DocketNumber: No. 23299
Citation Numbers: 110 Nev. 43, 867 P.2d 400, 1994 Nev. LEXIS 9
Filed Date: 1/20/1994
Status: Precedential
Modified Date: 11/12/2024
OPINION
Appellant Elsia Maxine Watson (“Watson”) was convicted by a jury of one count of theft for receiving and using a medical services card from Clark County Social Services (“CCSS”) after intentionally concealing her ownership interest in two “Totten trust” savings accounts. She now attacks that conviction. We
On January 3, 1990 Watson withdrew $15,000 from an account she held at First Western Savings Bank (“First Western”), leaving a balance in that account of nearly $10,000. She then purchased, with the withdrawn money, a certificate of deposit at PriMerit Bank (“PriMerit”). The money left at First Western was allegedly held by Watson “in trust” for her sister’s children, and Watson claims that the account contained the proceeds from the sale of Watson’s deceased sister’s house.
Within days of the above transactions, Watson applied for a medical services card from CCSS. The holder of a CCSS medical services card is entitled to receive medical services on credit from University Medical Center (“UMC”) without incurring an obligation to pay the account. CCSS then pays UMC for services rendered to the holder of a card.
Under CCSS guidelines, an applicant will be denied a medical services card if she owns assets, including money in bank accounts, valued at over $1,000-$2,000. When Watson applied for the card, an eligibility screener asked if she owned any bank accounts, and Watson stated that she did not. Watson then met with another CCSS employee who asked if she had bank accounts, and Watson again indicated that she did not. Without knowledge that Watson owned two bank accounts worth nearly $25,000, CCSS issued Watson a two-month medical services card in January 1990 and another in March 1990. CCSS paid $2,957.28 for services Watson received from UMC between January and April 1990. Watson’s alleged welfare fraud was discovered when CCSS received an anonymous letter informing CCSS of the PriMerit account.
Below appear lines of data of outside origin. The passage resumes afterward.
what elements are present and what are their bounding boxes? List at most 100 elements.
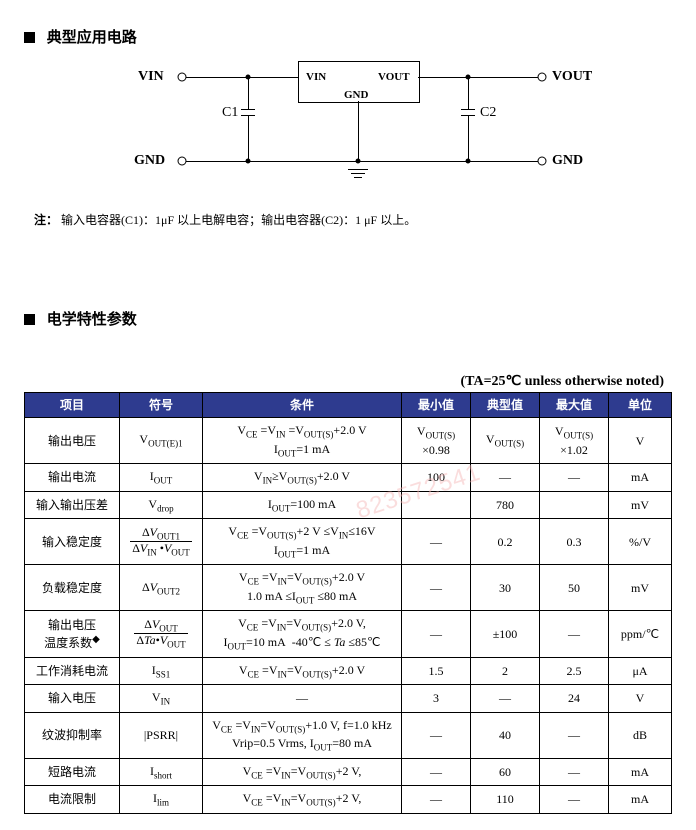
cell-min: 3 (402, 685, 471, 713)
th-symbol: 符号 (120, 393, 203, 418)
cell-symbol: IOUT (120, 464, 203, 492)
circuit-terminal (538, 157, 547, 166)
circuit-vout-label: VOUT (552, 69, 592, 85)
section1-title: 典型应用电路 (24, 26, 672, 47)
cell-item: 负载稳定度 (25, 565, 120, 611)
cell-cond: VCE =VIN=VOUT(S)+2.0 V (203, 657, 402, 685)
table-row: 输出电压温度系数◆ΔVOUTΔTa•VOUTVCE =VIN=VOUT(S)+2… (25, 611, 672, 657)
table-row: 输入输出压差VdropIOUT=100 mA780mV (25, 491, 672, 519)
cell-unit: ppm/℃ (609, 611, 672, 657)
cell-min: — (402, 519, 471, 565)
table-row: 输出电流IOUTVIN≥VOUT(S)+2.0 V100——mA (25, 464, 672, 492)
table-row: 负载稳定度ΔVOUT2VCE =VIN=VOUT(S)+2.0 V1.0 mA … (25, 565, 672, 611)
cell-max: 2.5 (540, 657, 609, 685)
circuit-wire (248, 115, 249, 161)
cell-symbol: |PSRR| (120, 712, 203, 758)
cell-cond: VCE =VIN=VOUT(S)+1.0 V, f=1.0 kHzVrip=0.… (203, 712, 402, 758)
cell-symbol: ISS1 (120, 657, 203, 685)
cell-typ: — (471, 464, 540, 492)
cell-unit: mV (609, 491, 672, 519)
cell-item: 电流限制 (25, 786, 120, 814)
th-max: 最大值 (540, 393, 609, 418)
cell-typ: 30 (471, 565, 540, 611)
circuit-note: 注： 输入电容器(C1)：1μF 以上电解电容；输出电容器(C2)：1 μF 以… (34, 211, 662, 228)
table-caption: (TA=25℃ unless otherwise noted) (24, 373, 664, 390)
cell-max: — (540, 611, 609, 657)
cell-cond: VCE =VIN=VOUT(S)+2.0 V1.0 mA ≤IOUT ≤80 m… (203, 565, 402, 611)
table-row: 输出电压VOUT(E)1VCE =VIN =VOUT(S)+2.0 VIOUT=… (25, 418, 672, 464)
note-text: 输入电容器(C1)：1μF 以上电解电容；输出电容器(C2)：1 μF 以上。 (61, 213, 416, 227)
cell-cond: VCE =VIN=VOUT(S)+2 V, (203, 786, 402, 814)
cell-unit: mV (609, 565, 672, 611)
cell-max: — (540, 464, 609, 492)
circuit-gnd-label-left: GND (134, 153, 165, 169)
cell-symbol: ΔVOUT1ΔVIN •VOUT (120, 519, 203, 565)
cell-typ: 780 (471, 491, 540, 519)
circuit-box-gnd: GND (344, 89, 368, 101)
th-item: 项目 (25, 393, 120, 418)
cell-typ: ±100 (471, 611, 540, 657)
cell-item: 纹波抑制率 (25, 712, 120, 758)
cell-min: — (402, 565, 471, 611)
cell-max: 0.3 (540, 519, 609, 565)
circuit-wire (186, 161, 538, 162)
table-row: 工作消耗电流ISS1VCE =VIN=VOUT(S)+2.0 V1.522.5μ… (25, 657, 672, 685)
circuit-vin-label: VIN (138, 69, 164, 85)
th-min: 最小值 (402, 393, 471, 418)
table-row: 电流限制IlimVCE =VIN=VOUT(S)+2 V,—110—mA (25, 786, 672, 814)
cell-max: VOUT(S)×1.02 (540, 418, 609, 464)
circuit-diagram: VIN VIN VOUT GND VOUT C1 C2 GND GND (108, 61, 588, 201)
cell-min: VOUT(S)×0.98 (402, 418, 471, 464)
cell-cond: VCE =VIN=VOUT(S)+2.0 V,IOUT=10 mA -40℃ ≤… (203, 611, 402, 657)
cell-min: — (402, 712, 471, 758)
cell-max: — (540, 758, 609, 786)
circuit-wire (468, 115, 469, 161)
circuit-wire (468, 77, 469, 109)
cell-symbol: ΔVOUT2 (120, 565, 203, 611)
cell-cond: VCE =VOUT(S)+2 V ≤VIN≤16VIOUT=1 mA (203, 519, 402, 565)
cell-symbol: VOUT(E)1 (120, 418, 203, 464)
circuit-wire (248, 77, 249, 109)
cell-max: — (540, 712, 609, 758)
cell-cond: IOUT=100 mA (203, 491, 402, 519)
section2-title: 电学特性参数 (24, 308, 672, 329)
cell-cond: VCE =VIN=VOUT(S)+2 V, (203, 758, 402, 786)
cell-unit: mA (609, 464, 672, 492)
cell-unit: μA (609, 657, 672, 685)
cell-max: 24 (540, 685, 609, 713)
cell-min: — (402, 786, 471, 814)
cell-typ: 0.2 (471, 519, 540, 565)
cell-unit: mA (609, 786, 672, 814)
cell-symbol: Ishort (120, 758, 203, 786)
cell-min: 100 (402, 464, 471, 492)
section2-title-text: 电学特性参数 (47, 312, 137, 328)
cell-max: 50 (540, 565, 609, 611)
cell-unit: %/V (609, 519, 672, 565)
cell-item: 工作消耗电流 (25, 657, 120, 685)
cell-unit: mA (609, 758, 672, 786)
circuit-wire (358, 101, 359, 161)
cell-typ: 40 (471, 712, 540, 758)
cell-item: 输入稳定度 (25, 519, 120, 565)
table-row: 输入稳定度ΔVOUT1ΔVIN •VOUTVCE =VOUT(S)+2 V ≤V… (25, 519, 672, 565)
cell-typ: 60 (471, 758, 540, 786)
cell-unit: V (609, 418, 672, 464)
section1-title-text: 典型应用电路 (47, 30, 137, 46)
bullet-square (24, 32, 35, 43)
cell-min (402, 491, 471, 519)
cell-min: 1.5 (402, 657, 471, 685)
circuit-box-vout: VOUT (378, 71, 410, 83)
cell-min: — (402, 758, 471, 786)
table-header-row: 项目 符号 条件 最小值 典型值 最大值 单位 (25, 393, 672, 418)
cell-typ: — (471, 685, 540, 713)
cell-typ: VOUT(S) (471, 418, 540, 464)
cell-item: 短路电流 (25, 758, 120, 786)
circuit-c1-label: C1 (222, 105, 238, 121)
cell-item: 输入电压 (25, 685, 120, 713)
circuit-node (356, 159, 361, 164)
cell-max: — (540, 786, 609, 814)
cell-item: 输出电流 (25, 464, 120, 492)
circuit-wire (186, 77, 298, 78)
cell-min: — (402, 611, 471, 657)
cell-unit: V (609, 685, 672, 713)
It is axiomatic that the state must prove every element of a charged offense beyond a reasonable doubt. Slobodian v. State, 107 Nev. 145, 147-48, 808 P.2d 2, 3-4 (1991). Under NRS 205.0832(3), part of Nevada’s general theft statute, the state must prove that a person knowingly caused the unlawful transfer of property or services through a misrepresentation.
In the instant case a “transfer” occurred when CCSS paid for the medical services Watson received on credit from UMC. If Watson’s bank accounts would have rendered her ineligible to receive a medical services card, she would have caused the unlawful transfer of funds from CCSS to UMC through her misrepresentation that she owned no bank accounts. Thus, it was the state’s burden to show beyond a reasonable doubt that Watson’s concealment of her accounts caused the unlawful, or wrongful, payment of money by CCSS to UMC.
The state never clearly showed that Watson would have been ineligible for the card had she disclosed the accounts. The prosecutor’s only evidence was the testimony of one witness. Ms. Leavitt, the social worker who qualified Watson for the card, testified that had Watson disclosed the money, “under the manual, it would have made a difference . . . she would have had to use her own money to pay for her medical expenses.” Watson,
We do not pass on the validity of Watson’s claim. It is not possible to determine from the record whether Watson would have been eligible or ineligible for a medical services card under CCSS eligibility criteria, had the CCSS workers been told of the accounts. We do hold, however, that Watson’s ineligibility was an issue of proof that must have been made at trial, and that it was the state’s burden to show ineligibility beyond a reasonable doubt.
In view of our decision, we decline to address the other issues raised on appeal. The judgment of the district court is reversed.
There was evidence that both the First Western and PriMerit accounts were in Watson’s name. CCSS workers testified that even “trust” accounts are considered assets of the named account holder. This is especially true of “Totten trust” accounts, which allow the owner to use the money during life, with the balance passing to the named beneficiaries upon the owner’s death, thereby avoiding probate. See Byrd v. Lanahan, 105 Nev. 707, 710, 783 P.2d 426, 428 (1989) (citing In re Totten, 71 N.E. 748, 752 (N.Y. 1904)). In addition, the state presented evidence that Watson used the money in the accounts to pay for personal expenses. She allegedly depleted the First Western account, and approximately $5,000 remained in the PriMerit account on June 26, 1991.
NRS 205.0832(3) provides:
A person commits theft if, without lawful authority, [s]he knowingly . . . [o]btains . . . personal property or [services] by a material misrepresentation with intent to deprive [a] person of the property or services. As used in this subsection, “material misrepresentation” means the use of any pretense, or the making of any promise, representation or statement of present, past or future fact which is fraudulent and which, when used or made, is instrumental in causing the wrongful control or transfer of property or services.